×

Expediciones botánicas: Francisco de Orellana y la increíble aventura del Amazonas.

La planta denominada Urucú por los indígenas y que estos utilizan para pintar su cara y cuerpo de rojo en las celebraciones, recibe el nombre científico de Bixa Orellana. Debe su nombre al explorador extremeño Francisco de Orellana que en las narraciones de sus viajes decía haber sido atacado por demonios (nativos pintados de rojo). Pero ¿Qué más sabemos de Orellana?
 

Vida de Orellana: orígenes en Extremadura

Orellana, probablemente emparentado con la familia Pizarro, nació en Trujillo en 1511. Tuvo pronto muy claro su objetivo en la vida: enriquecerse lo más rápidamente posible. Su ambición y sus ansias de aventura y poder no tenían límites. Fueron treinta y cinco años de vida intensa y un bello cadáver que, o sirvió de comida a feroces nativos, o bien enriqueció la más exhuberante flora del planeta.
 

Viaje a América

Francisco de Orellana llegó a América con dieciséis años y se enroló con Francisco Pizarro en la conquista del imperio inca, los actuales Perú y Ecuador. Se destacó por su bravura y fiereza y fue nombrado gobernador de diversas provincias, llegando a ser uno de los conquistadores más ricos de su época.

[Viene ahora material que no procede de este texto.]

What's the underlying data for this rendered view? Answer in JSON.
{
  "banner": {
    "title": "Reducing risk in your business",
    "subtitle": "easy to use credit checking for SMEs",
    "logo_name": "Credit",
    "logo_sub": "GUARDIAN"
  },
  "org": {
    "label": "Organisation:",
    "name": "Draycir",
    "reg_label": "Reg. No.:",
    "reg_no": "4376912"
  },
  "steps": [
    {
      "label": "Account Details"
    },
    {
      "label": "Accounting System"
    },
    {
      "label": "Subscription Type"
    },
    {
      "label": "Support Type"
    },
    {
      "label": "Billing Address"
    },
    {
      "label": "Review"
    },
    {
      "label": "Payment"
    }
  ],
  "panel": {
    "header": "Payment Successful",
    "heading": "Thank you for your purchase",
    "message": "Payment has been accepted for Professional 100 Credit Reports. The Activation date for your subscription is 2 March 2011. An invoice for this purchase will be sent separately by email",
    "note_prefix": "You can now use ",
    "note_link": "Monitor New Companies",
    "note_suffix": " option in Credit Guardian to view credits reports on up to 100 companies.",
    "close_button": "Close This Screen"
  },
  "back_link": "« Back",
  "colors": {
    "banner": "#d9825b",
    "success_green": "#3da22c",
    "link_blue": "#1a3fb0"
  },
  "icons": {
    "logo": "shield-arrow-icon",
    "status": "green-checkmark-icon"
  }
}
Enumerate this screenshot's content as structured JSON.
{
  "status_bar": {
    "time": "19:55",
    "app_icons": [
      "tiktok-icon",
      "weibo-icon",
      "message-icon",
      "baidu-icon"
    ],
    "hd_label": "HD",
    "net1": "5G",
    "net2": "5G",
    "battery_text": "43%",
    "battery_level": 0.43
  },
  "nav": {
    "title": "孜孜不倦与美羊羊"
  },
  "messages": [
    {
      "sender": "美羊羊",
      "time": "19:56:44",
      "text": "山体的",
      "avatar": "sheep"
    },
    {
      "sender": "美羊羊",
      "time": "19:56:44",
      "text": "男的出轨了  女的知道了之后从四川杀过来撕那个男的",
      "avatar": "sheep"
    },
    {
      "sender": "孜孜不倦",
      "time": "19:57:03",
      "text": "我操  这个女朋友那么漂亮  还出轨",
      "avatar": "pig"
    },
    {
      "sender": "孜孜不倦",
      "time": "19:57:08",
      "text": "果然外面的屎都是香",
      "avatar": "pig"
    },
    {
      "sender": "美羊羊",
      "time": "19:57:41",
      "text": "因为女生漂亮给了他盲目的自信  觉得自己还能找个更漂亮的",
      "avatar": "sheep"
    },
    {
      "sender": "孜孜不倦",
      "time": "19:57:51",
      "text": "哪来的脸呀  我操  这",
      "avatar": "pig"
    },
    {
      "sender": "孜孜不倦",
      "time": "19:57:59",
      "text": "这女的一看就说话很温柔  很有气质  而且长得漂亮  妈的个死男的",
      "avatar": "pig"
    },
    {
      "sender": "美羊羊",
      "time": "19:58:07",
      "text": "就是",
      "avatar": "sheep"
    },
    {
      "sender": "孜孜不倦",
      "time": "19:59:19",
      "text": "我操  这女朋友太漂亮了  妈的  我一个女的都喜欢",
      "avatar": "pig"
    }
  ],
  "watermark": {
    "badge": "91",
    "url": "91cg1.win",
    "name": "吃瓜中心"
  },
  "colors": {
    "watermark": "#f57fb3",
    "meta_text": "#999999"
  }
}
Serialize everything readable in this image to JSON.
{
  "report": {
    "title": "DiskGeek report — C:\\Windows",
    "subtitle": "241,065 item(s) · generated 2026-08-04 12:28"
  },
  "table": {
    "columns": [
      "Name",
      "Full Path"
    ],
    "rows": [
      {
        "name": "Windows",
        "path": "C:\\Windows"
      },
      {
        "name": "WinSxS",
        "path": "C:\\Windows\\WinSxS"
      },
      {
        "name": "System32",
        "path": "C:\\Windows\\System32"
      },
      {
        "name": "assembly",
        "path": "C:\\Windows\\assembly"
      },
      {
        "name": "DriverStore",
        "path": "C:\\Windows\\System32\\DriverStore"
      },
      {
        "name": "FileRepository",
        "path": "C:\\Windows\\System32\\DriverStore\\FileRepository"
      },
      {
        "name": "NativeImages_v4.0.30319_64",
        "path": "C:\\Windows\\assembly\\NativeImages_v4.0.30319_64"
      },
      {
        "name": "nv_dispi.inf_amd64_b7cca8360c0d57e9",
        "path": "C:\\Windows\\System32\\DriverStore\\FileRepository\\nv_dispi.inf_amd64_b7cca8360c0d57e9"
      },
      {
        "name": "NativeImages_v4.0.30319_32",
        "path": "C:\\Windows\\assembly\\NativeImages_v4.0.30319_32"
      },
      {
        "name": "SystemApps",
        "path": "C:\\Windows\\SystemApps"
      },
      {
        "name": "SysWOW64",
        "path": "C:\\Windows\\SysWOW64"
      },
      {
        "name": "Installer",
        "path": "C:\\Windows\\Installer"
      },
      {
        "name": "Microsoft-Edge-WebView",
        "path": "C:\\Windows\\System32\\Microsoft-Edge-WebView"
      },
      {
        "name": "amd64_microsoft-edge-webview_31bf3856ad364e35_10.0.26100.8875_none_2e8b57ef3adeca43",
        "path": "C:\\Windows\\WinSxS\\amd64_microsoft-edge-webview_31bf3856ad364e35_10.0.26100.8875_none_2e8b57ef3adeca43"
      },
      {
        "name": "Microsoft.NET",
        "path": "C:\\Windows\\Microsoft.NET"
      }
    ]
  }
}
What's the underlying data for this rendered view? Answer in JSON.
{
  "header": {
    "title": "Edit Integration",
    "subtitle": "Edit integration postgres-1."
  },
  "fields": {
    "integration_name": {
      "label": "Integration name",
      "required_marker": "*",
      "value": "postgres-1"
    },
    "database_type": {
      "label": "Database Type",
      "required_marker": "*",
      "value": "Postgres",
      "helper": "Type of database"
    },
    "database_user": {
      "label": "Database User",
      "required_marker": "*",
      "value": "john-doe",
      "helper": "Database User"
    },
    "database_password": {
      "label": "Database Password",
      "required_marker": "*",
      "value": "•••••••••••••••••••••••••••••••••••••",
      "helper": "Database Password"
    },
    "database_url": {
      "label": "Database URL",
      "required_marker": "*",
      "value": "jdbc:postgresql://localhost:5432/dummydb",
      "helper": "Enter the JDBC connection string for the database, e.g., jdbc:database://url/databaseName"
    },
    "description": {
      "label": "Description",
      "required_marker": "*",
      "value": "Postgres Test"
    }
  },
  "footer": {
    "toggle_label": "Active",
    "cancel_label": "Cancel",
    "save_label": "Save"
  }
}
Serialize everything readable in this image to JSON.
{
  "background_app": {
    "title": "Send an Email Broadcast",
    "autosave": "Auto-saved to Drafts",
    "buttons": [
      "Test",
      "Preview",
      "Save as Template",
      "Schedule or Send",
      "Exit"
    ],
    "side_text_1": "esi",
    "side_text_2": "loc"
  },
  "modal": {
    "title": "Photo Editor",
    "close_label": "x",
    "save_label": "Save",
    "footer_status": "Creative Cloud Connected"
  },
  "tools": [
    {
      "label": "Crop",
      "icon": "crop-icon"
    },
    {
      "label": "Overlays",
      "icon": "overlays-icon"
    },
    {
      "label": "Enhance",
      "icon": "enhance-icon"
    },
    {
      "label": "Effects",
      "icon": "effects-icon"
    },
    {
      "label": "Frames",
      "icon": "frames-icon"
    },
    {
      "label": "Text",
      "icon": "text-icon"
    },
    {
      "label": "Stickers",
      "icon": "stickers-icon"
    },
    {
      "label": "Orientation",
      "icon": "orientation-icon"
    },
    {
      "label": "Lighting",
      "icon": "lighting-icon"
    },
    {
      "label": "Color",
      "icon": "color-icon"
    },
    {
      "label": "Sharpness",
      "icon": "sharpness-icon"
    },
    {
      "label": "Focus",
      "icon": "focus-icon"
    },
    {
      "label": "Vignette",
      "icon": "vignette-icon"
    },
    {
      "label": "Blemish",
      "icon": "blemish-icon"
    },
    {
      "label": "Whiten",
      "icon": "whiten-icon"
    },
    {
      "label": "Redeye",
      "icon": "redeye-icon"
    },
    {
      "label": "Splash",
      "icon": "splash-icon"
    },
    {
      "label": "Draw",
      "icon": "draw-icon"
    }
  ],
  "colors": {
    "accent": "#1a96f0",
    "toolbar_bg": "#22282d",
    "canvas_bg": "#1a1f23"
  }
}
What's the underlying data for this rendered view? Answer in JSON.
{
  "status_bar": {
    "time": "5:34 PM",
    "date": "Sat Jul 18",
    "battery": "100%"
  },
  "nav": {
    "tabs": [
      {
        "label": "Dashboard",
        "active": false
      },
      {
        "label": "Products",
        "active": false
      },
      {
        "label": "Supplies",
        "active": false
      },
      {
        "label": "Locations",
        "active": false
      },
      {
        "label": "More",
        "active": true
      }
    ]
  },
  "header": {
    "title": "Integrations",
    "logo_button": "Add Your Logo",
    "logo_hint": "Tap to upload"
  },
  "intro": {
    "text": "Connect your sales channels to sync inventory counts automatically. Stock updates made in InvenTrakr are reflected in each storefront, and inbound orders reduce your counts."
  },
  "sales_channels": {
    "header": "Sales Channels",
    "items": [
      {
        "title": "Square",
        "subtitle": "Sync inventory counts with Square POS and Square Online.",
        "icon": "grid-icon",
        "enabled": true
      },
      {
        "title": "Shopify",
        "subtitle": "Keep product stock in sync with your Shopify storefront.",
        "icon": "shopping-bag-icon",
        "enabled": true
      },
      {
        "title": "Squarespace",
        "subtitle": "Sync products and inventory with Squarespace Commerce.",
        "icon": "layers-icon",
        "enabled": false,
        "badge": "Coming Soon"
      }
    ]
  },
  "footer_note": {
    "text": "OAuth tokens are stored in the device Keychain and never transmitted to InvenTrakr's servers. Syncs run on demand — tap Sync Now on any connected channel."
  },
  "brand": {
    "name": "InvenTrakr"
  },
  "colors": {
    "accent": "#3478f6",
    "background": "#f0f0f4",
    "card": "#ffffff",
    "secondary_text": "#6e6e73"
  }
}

Vivió siempre lanzado a la aventura, no importaban peligros ni penalidades: “para que quiero dos ojos? Con uno me basta” dijo tras ser herido durante la conquista del Perú. Con veintiséis años fue nombrado gobernador de provincia y amasó una fortuna. Al final ni el dinero, ni la posición social adquirida, frenaron su ambición, y no dudó en enrolarse en una nueva expedición, adentrándose en la selva con Gonzalo Pizarro, en busca del país de las Especias, aunque en su fuero interno seguro que soñaba con El Dorado.
 

La aventura del río Amazonas

Y suyo fue también el sueño de las Amazonas atacándoles con flechas envenenadas, ensoñación o delirio que acabaría dando nombre al río. Con amazonas o no, entre ataque y ataque de los nativos, desaparecieron los cuatro mil indios de su expedición y murieron ciento cuarenta de los doscientos veinte españoles.

Cuando ya estaban comiendo sopas de hierbas, raíces y suelas de zapato, Orellana se ofreció a navegar río abajo hacia la confluencia de dos ríos donde les habían dicho que abundaba la caza. Le dijo a Pizarro que sólo tardaría tres días. Incapaces después de remontar río arriba, envió tres emisarios para buscar a Pizarro y al resto. Nunca se encontraron.

                         Lonely Planet Images by Alfredo Maiquez.

"El Atlántico está cerca"

Cuando aquel insaciable explorador tuvo a la vista el increíble espectáculo de las aguas del río Amazonas y del río Negro navegando y mezclándose durante kilómetros y kilómetros decidió seguir el curso de las aguas. Durante días y semanas se sucedieron los paisajes, los árboles, animales, plantas, los nativos amistosos, los belicosos, las batallas, las noches terroríficas de insomnio y las huídas in extremis.

Día tras día Orellana decía a sus hombres: “el Atlántico está cerca”. Tras 4.800 kilómetros de navegación y ocho meses de viaje llegaron al mar.
 

Regreso a España y viaje final

De vuelta a España, acusado por Gonzalo Pizarro de abandono y traición, sólo la extraordinaria narración de sus aventuras logró salvarle de la cárcel, y aunque el rey Carlos I desestimó financiar su plan para una nueva expedición, consiguió al menos, tras meses de discusiones, el permiso para llevarla a cabo si encontraba dinero. Y así decidió volver a "su río" para fundar y tomar posesión de lo que iba a ser Nueva Andalucía.

Entremedias se casa con Ana de Ayala y como luna de miel le regala una travesía del Atlántico y por el Amazonas en barco. Finalmente, como no podía ser de otro modo, él y su familia pusieron el dinero. Sólo uno de los cuatro barcos fletados llegó a América. En noviembre de 1546, tras quinientos kilómetros de navegación por el delta de “su río” moría Francisco de Orellana en una emboscada de los nativos. Vivir rápido, morir deprisa: las estrellas del rock a su lado son simples boy scouts.